Artwork Data




Lotti van der Gaag






l. 21 meter, h. 1 meter

Artwork Location


Zuidlarenstraat, Den Haag

City district


GPS data

52.050739745545, 4.2688188552948 View on map

Artwork Description


Usually artworks at schools are realized in places that are easily visible to the students. Not so with this wall relief. Lotti van der Gaag just placed it on the back wall of the new gym at the school on the corner of the Exloo and Zuidlaren Streets. Only the users of the footpath behind the gym have a view of it.

Van der Gaag came up with a nearly 21-meter-long relief for this percentage order. Twelve light gray art tiles along the entire length of the building are teeming with dark gray, protruding abstract signs.

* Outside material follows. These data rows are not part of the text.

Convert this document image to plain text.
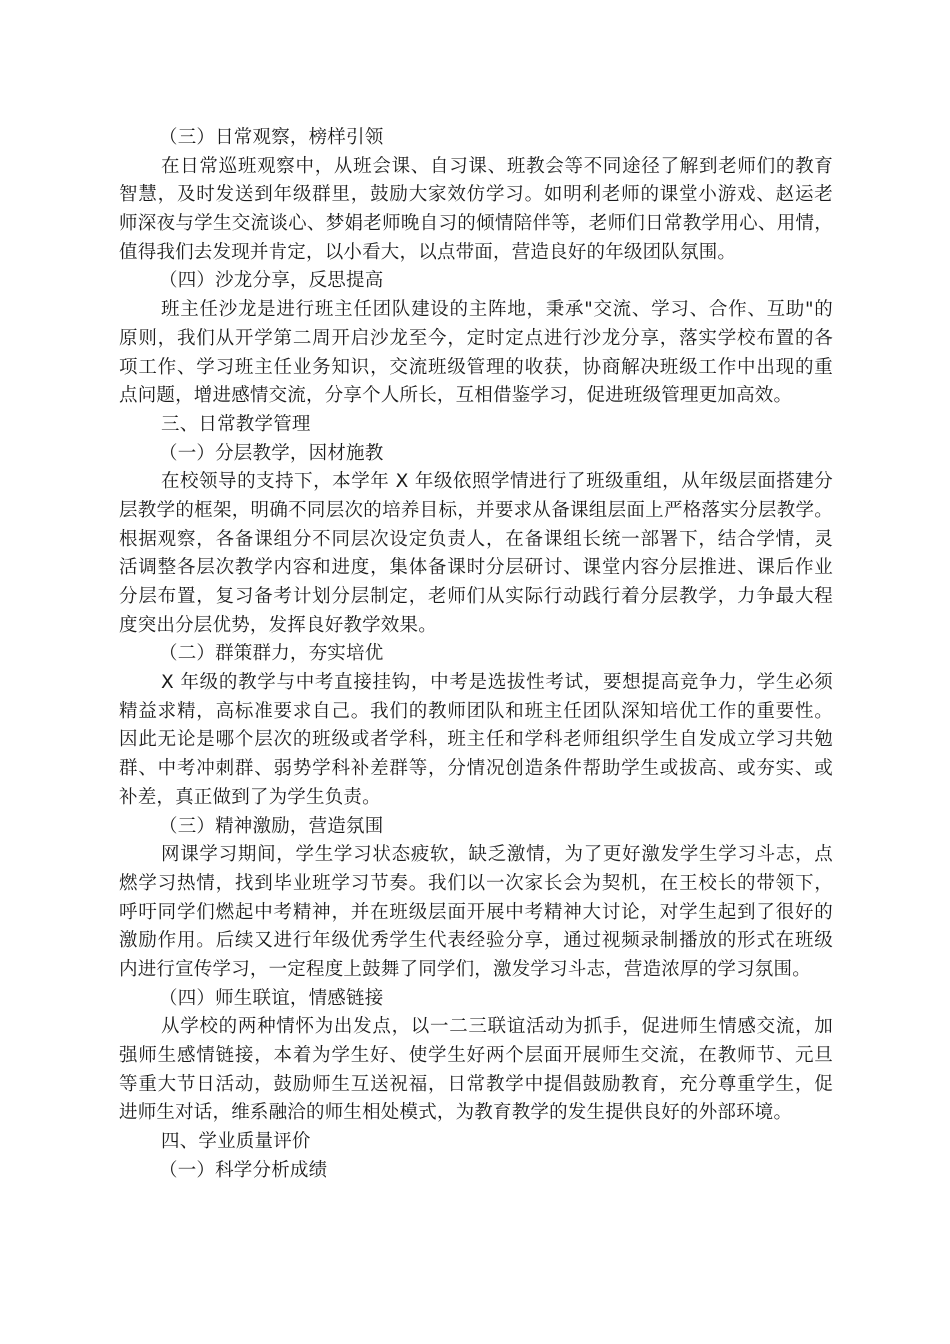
（三）日常观察，榜样引领
在日常巡班观察中，从班会课、自习课、班教会等不同途径了解到老师们的教育
智慧，及时发送到年级群里，鼓励大家效仿学习。如明利老师的课堂小游戏、赵运老
师深夜与学生交流谈心、梦娟老师晚自习的倾情陪伴等，老师们日常教学用心、用情，
值得我们去发现并肯定，以小看大，以点带面，营造良好的年级团队氛围。
（四）沙龙分享，反思提高
班主任沙龙是进行班主任团队建设的主阵地，秉承"交流、学习、合作、互助"的
原则，我们从开学第二周开启沙龙至今，定时定点进行沙龙分享，落实学校布置的各
项工作、学习班主任业务知识，交流班级管理的收获，协商解决班级工作中出现的重
点问题，增进感情交流，分享个人所长，互相借鉴学习，促进班级管理更加高效。
三、日常教学管理
（一）分层教学，因材施教
在校领导的支持下，本学年 X 年级依照学情进行了班级重组，从年级层面搭建分
层教学的框架，明确不同层次的培养目标，并要求从备课组层面上严格落实分层教学。
根据观察，各备课组分不同层次设定负责人，在备课组长统一部署下，结合学情，灵
活调整各层次教学内容和进度，集体备课时分层研讨、课堂内容分层推进、课后作业
分层布置，复习备考计划分层制定，老师们从实际行动践行着分层教学，力争最大程
度突出分层优势，发挥良好教学效果。
（二）群策群力，夯实培优
X 年级的教学与中考直接挂钩，中考是选拔性考试，要想提高竞争力，学生必须
精益求精，高标准要求自己。我们的教师团队和班主任团队深知培优工作的重要性。
因此无论是哪个层次的班级或者学科，班主任和学科老师组织学生自发成立学习共勉
群、中考冲刺群、弱势学科补差群等，分情况创造条件帮助学生或拔高、或夯实、或
补差，真正做到了为学生负责。
（三）精神激励，营造氛围
网课学习期间，学生学习状态疲软，缺乏激情，为了更好激发学生学习斗志，点
燃学习热情，找到毕业班学习节奏。我们以一次家长会为契机，在王校长的带领下，
呼吁同学们燃起中考精神，并在班级层面开展中考精神大讨论，对学生起到了很好的
激励作用。后续又进行年级优秀学生代表经验分享，通过视频录制播放的形式在班级
内进行宣传学习，一定程度上鼓舞了同学们，激发学习斗志，营造浓厚的学习氛围。
（四）师生联谊，情感链接
从学校的两种情怀为出发点，以一二三联谊活动为抓手，促进师生情感交流，加
强师生感情链接，本着为学生好、使学生好两个层面开展师生交流，在教师节、元旦
等重大节日活动，鼓励师生互送祝福，日常教学中提倡鼓励教育，充分尊重学生，促
进师生对话，维系融洽的师生相处模式，为教育教学的发生提供良好的外部环境。
四、学业质量评价
（一）科学分析成绩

Here and there you discover a cross, then another star, an anchor, dagger or trident. It seems like a secret language. If you look more closely, you discover that Van der Gaag ultimately only turned one motif at a time in a quarter turn.

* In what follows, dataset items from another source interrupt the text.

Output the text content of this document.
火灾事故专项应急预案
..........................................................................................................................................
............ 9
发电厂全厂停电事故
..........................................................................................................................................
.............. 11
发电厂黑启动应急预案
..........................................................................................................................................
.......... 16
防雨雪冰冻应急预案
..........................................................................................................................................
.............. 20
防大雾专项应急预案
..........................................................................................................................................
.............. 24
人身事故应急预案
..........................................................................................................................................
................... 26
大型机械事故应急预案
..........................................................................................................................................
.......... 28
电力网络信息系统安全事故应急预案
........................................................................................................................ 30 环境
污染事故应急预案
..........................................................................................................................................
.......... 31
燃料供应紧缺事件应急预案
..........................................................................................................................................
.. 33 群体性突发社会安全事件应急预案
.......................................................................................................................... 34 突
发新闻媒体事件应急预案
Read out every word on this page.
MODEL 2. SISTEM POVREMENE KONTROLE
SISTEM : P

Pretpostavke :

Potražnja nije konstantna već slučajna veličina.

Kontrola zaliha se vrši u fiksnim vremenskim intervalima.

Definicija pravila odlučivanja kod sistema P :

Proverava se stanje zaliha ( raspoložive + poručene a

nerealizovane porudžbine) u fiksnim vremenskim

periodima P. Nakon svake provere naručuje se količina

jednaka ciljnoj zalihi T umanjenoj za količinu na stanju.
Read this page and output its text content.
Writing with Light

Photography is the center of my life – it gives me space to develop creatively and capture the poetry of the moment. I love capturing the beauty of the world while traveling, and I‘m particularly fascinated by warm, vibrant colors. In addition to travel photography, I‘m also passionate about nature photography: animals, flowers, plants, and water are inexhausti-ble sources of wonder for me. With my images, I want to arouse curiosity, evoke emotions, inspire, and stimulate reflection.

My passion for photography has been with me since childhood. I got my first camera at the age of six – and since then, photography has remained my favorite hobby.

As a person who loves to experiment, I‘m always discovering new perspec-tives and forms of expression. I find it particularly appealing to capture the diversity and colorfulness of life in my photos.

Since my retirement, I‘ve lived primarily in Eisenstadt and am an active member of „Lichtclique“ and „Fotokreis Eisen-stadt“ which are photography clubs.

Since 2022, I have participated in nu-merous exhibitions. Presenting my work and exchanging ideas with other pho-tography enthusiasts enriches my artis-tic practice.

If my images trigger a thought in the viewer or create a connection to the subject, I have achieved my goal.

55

It is special to have such a monumental relief by a prominent female sculptor in The Hague. From 1955 Lotti - that is how she signed her work - exhibited internationally. Van der Gaag began her career with classes at the Royal Academy of Art and the Free Academy in her hometown. In 1950, she moved to the city every artist wanted to go to at the time: Paris. Influenced by her world-famous Parisian teacher Ossip Zadkine, her earlier compact clay figures developed more and more into monumental constructions. Her formal language - spontaneous and resembling children's drawings - shows many similarities to that of artists such as Karel Appel and Corneille of the Cobra movement. Yet she never became an official member of this group.

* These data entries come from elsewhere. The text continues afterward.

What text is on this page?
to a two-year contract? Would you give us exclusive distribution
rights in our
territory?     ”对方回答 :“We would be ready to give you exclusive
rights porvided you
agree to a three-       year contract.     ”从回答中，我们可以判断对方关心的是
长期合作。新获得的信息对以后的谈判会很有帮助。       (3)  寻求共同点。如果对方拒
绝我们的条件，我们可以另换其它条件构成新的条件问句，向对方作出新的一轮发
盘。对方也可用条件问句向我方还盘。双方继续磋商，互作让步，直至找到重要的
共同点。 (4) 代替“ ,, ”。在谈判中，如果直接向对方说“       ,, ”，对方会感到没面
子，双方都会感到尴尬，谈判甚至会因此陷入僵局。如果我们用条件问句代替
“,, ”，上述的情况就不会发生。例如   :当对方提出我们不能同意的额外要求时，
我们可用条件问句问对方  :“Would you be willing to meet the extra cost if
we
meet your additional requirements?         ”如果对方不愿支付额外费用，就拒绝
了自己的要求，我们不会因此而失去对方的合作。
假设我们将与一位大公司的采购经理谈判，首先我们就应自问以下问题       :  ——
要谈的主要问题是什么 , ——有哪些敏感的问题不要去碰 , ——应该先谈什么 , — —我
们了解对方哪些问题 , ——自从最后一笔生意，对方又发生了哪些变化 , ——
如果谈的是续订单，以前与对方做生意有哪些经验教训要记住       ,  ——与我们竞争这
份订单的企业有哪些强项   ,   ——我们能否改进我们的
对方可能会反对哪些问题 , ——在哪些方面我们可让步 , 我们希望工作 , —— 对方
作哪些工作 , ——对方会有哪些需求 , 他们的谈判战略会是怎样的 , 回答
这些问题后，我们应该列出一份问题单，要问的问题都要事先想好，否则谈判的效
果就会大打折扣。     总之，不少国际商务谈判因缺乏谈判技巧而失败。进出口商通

From the beginning, fantasy creatures populated Van der Gaag's world. Plant-like structures could suddenly emerge as terrifying birds of prey or forest spirits. And although there is no direct link between her sculpture 'Ornitopus' on the Drentheplantsoen in Escamp, you can recognize a similar visual language in this wall relief.

In 2013, the wall relief was restored by restorer Paul van Laere.